Receptor or Rhetoric? A Critical Review of Glucose Transporter-Targeting in Nanomedicine

Abstract

Despite the significant promise shown by nanoparticle-based diagnostics and therapies, there remain considerable challenges, especially concerning their targeting accuracy and specificity. This critical review explores glucose-conjugated nanoparticles (NPs) as more selective diagnostic and therapeutic tools for cancer treatment and drug transfer across the blood-brain barrier, with a particular focus on their interactions with glucose transporters (GLUTs) that are typically overexpressed in cancer and brain capillary endothelial cells. Although there are many reports of increased NP uptake upon glucose-functionalisation, the mechanistic basis for this targeting remains unclear. Here, we systematically evaluate the literature across inorganic, polymeric, liposomal, and micellar NP systems, examining how the nature of the linker and the conjugation strategy influence targeting. We place particular emphasis on the question whether convincing evidence for GLUT-mediated NP uptake has been provided, which is only possible using rigorous competition or inhibition control studies. We demonstrate that there is no such evidence for studies using direct conjugation of glucose, or conjugation via a short linker, to a solid NP. This is consistent with structural models placing the glucose-binding site deep within the transporter.
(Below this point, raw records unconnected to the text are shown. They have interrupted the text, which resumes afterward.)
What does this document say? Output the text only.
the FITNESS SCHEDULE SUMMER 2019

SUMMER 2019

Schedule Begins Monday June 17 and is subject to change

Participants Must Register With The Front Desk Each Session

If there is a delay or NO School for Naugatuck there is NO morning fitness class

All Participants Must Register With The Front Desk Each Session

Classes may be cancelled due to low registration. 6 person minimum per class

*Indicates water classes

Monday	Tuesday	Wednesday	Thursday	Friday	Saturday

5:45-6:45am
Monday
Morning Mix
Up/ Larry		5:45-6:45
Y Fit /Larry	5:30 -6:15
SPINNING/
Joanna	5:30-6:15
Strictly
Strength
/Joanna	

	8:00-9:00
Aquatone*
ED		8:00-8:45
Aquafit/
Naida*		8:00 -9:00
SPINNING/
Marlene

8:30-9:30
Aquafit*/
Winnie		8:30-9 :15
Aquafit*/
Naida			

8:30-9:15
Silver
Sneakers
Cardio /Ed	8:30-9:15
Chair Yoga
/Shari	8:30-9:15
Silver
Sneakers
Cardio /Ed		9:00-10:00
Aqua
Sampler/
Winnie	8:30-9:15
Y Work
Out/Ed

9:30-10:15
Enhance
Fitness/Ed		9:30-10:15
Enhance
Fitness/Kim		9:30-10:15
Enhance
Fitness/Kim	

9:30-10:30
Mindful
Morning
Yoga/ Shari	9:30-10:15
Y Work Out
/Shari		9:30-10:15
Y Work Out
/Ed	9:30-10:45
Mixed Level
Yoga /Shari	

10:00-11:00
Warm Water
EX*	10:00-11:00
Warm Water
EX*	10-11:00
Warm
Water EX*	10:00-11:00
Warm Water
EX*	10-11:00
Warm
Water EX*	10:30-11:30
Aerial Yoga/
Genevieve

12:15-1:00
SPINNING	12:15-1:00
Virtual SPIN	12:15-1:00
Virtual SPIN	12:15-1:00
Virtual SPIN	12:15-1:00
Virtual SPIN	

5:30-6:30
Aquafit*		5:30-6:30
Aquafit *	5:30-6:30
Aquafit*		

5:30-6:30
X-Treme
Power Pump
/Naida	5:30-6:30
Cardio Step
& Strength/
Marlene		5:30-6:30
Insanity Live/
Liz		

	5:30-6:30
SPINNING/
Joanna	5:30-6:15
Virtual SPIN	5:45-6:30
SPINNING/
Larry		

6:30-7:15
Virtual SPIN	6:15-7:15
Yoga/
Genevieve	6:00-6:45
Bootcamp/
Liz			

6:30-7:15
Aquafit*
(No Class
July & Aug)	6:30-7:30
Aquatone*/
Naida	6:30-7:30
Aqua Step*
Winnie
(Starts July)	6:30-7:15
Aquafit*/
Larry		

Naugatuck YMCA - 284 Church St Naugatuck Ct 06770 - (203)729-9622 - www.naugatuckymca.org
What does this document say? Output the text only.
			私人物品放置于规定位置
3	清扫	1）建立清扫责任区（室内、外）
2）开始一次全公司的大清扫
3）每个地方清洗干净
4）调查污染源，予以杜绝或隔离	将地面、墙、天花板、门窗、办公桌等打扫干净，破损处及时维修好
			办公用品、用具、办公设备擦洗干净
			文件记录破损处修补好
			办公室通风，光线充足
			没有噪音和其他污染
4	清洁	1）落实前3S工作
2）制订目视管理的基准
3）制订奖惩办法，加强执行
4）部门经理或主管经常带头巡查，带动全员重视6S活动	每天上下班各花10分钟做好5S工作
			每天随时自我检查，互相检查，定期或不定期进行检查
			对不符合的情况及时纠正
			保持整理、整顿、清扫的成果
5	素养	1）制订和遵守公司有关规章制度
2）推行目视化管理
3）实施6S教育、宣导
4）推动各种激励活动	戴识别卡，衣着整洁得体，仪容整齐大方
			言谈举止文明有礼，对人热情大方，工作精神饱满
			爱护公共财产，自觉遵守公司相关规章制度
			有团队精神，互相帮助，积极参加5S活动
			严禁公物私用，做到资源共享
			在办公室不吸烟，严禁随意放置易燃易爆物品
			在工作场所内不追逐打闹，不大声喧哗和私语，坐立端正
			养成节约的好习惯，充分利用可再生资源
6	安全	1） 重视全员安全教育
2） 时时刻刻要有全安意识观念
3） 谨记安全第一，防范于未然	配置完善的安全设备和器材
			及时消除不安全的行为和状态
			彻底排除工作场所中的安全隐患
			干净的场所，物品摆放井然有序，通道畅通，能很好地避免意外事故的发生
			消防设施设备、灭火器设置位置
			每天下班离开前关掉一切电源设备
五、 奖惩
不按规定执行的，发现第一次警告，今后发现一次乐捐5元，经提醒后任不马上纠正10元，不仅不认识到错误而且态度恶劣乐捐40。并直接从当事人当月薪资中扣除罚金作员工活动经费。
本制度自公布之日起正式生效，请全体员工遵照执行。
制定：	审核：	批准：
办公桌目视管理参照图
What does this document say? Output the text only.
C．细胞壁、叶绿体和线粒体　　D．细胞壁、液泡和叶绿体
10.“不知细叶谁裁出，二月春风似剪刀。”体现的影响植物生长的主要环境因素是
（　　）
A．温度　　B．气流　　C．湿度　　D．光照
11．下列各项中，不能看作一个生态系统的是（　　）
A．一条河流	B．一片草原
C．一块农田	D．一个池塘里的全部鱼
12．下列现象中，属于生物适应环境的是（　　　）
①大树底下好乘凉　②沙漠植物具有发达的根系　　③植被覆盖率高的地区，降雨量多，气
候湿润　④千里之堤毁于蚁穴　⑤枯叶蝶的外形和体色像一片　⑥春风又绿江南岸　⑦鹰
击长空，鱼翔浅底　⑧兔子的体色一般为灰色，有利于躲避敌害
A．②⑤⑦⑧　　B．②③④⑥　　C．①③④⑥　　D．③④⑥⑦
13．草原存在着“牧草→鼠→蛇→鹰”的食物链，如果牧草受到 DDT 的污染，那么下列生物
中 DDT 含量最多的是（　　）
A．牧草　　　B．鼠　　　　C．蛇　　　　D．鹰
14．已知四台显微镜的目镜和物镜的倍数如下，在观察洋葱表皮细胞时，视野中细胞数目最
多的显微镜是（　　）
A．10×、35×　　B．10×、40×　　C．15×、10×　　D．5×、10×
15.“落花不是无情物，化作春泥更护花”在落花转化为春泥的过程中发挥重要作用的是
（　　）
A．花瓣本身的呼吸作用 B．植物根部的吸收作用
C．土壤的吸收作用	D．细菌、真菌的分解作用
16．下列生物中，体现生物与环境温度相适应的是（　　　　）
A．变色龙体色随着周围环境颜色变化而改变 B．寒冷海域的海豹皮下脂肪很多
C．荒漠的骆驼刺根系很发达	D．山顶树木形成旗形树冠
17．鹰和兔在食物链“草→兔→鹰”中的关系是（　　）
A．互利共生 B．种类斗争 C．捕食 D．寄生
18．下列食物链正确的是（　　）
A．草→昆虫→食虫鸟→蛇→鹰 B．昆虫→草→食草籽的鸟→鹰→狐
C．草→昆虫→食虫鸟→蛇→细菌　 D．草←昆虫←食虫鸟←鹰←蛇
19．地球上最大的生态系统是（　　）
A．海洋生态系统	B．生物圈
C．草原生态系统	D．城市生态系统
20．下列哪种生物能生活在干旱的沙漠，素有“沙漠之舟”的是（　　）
However, conjugation at the end of sufficiently long and flexible linkers can enable genuine GLUT targeting. Similarly, the position and chemical nature of the glucose conjugation site needs to be considered carefully. Taken together, our review identifies a set of design principles that provide a rational foundation for future nanomedicine development. Studies incorporating these principles with stringent GLUT controls are more likely to generate transporter-specific platforms with genuine translational potential.